During the 2002 riots, my office was in Ahmedabad’s Narayanpura, a Hindu-dominated area. Our residential locality was cosmopolitan. I stayed there even after the riots, but in 2006 I was forced to shift to a ghetto of my own community that are regarded as ‘mini Pakistans’ here. Hindu friends started keeping a distance, and Hindu colleagues left when we shifted our office to a Muslim ghetto. This ghettoisation was the worst thing to happen.
Two tags were forced on my identity—Muslim, and Muslim woman. As my secular friends started disappearing, I found myself in my own community. They are my new friends and my new hope. It’s not only my story, and we should not presume that only Muslim women are suffering. Sexual violence has increased in the state in the last few years. Malnutrition is a challenge. I can’t understand why women like Modi and vote for him. Gone are the days when we used to return home from railway stations, airports and public functions at night; it’s very unsafe today. Today, I think it is a myth that we all are one. Narendra Modi has damaged the identity of not only women in the state, but that of Muslims, Hindus or other communities.
Rajabhai Kambalia, 49
Farmer, Forala village, Rajkot district
“Saurashtra becomes another Vidarbha, and the government remains ignorant”
I own 35 bighas of land in Rajkot district. We grow cotton, wheat, corn and seasonal vegetables. The biggest problem is the availability of water on time. We were promised that Narmada water will reach our fields, but many medium and small canals in our area await a single drop to this day.
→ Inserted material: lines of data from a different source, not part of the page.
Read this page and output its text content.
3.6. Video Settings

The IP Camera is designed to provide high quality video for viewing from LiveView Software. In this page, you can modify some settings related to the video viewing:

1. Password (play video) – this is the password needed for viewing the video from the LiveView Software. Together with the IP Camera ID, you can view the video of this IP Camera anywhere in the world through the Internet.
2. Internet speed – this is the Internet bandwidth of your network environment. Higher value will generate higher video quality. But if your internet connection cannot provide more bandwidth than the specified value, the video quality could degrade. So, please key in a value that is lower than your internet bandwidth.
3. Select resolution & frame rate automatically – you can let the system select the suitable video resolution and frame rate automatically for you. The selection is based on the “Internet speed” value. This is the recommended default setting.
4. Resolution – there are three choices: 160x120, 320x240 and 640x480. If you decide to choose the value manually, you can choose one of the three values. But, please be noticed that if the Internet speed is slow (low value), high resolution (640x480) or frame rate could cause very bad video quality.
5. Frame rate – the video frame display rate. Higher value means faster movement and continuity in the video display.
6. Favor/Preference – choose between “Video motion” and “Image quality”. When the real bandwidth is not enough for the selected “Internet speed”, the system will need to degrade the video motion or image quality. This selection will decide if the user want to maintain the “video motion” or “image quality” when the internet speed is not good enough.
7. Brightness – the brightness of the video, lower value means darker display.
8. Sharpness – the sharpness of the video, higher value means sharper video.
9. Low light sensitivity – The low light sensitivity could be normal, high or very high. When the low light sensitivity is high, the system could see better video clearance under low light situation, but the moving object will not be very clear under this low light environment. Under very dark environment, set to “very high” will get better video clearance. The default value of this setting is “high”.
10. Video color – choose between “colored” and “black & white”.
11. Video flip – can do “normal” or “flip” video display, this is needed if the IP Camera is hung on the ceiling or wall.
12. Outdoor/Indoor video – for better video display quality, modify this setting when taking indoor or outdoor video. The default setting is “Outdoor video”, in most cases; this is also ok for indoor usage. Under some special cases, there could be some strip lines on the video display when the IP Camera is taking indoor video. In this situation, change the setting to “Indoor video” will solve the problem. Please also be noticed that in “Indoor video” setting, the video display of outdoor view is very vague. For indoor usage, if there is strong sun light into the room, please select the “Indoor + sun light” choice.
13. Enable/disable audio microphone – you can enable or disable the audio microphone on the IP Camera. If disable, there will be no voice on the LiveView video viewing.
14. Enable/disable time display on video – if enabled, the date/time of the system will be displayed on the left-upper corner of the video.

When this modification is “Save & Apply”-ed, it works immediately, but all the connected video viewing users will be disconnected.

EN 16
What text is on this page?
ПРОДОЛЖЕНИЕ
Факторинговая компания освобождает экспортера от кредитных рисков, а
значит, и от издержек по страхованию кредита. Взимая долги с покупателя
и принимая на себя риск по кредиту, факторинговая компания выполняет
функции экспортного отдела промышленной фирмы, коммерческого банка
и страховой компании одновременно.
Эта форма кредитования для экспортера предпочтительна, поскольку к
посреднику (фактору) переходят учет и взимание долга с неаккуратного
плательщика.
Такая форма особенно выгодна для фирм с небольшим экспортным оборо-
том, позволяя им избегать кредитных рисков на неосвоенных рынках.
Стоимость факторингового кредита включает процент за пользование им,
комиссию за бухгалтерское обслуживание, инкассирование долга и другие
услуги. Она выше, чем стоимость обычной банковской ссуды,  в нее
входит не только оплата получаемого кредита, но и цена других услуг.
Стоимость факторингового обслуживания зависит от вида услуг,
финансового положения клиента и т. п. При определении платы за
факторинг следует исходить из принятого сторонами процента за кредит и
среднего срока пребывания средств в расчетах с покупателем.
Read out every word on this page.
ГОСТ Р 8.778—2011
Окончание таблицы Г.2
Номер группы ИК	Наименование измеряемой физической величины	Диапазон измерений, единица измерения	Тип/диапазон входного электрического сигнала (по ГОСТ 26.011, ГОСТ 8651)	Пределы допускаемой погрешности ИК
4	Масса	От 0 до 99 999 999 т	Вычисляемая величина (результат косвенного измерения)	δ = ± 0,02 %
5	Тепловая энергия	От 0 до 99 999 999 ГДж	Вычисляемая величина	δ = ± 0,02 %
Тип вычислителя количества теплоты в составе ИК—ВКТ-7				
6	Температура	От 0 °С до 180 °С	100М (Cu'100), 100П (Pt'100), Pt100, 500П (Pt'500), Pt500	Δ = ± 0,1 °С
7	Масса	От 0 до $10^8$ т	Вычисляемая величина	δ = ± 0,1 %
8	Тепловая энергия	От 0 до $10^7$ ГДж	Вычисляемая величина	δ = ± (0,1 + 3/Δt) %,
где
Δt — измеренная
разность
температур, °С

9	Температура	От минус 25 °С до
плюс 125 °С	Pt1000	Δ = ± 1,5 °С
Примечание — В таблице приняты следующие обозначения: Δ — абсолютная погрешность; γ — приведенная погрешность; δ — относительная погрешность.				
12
Our crops are badly affected.
Like our fields, our throats are parched. Cattle are dying and diseases spreading due to drinking dirty water. Availability of fertiliser is also an issue. I spent lots of money on a bore-well in an attempt to save my crops. At the end of the day, almost nothing is left. Even farmers who have sufficient land are forced to find other sources of income. Small farmers are selling their land and migrating to cities. Medium-level farmers like us opted for the real estate business to survive. Some farmers in our villages committed suicide because they were unable to repay loans. This has created a general depression. The state government has narrowed their focus to the development of cities, industries and urban areas. One of my daughters is married, but I don’t know how we’ll manage the marriage expenses of the other two. As Saurashtra becomes another Vidarbha, the state government remains ignorant.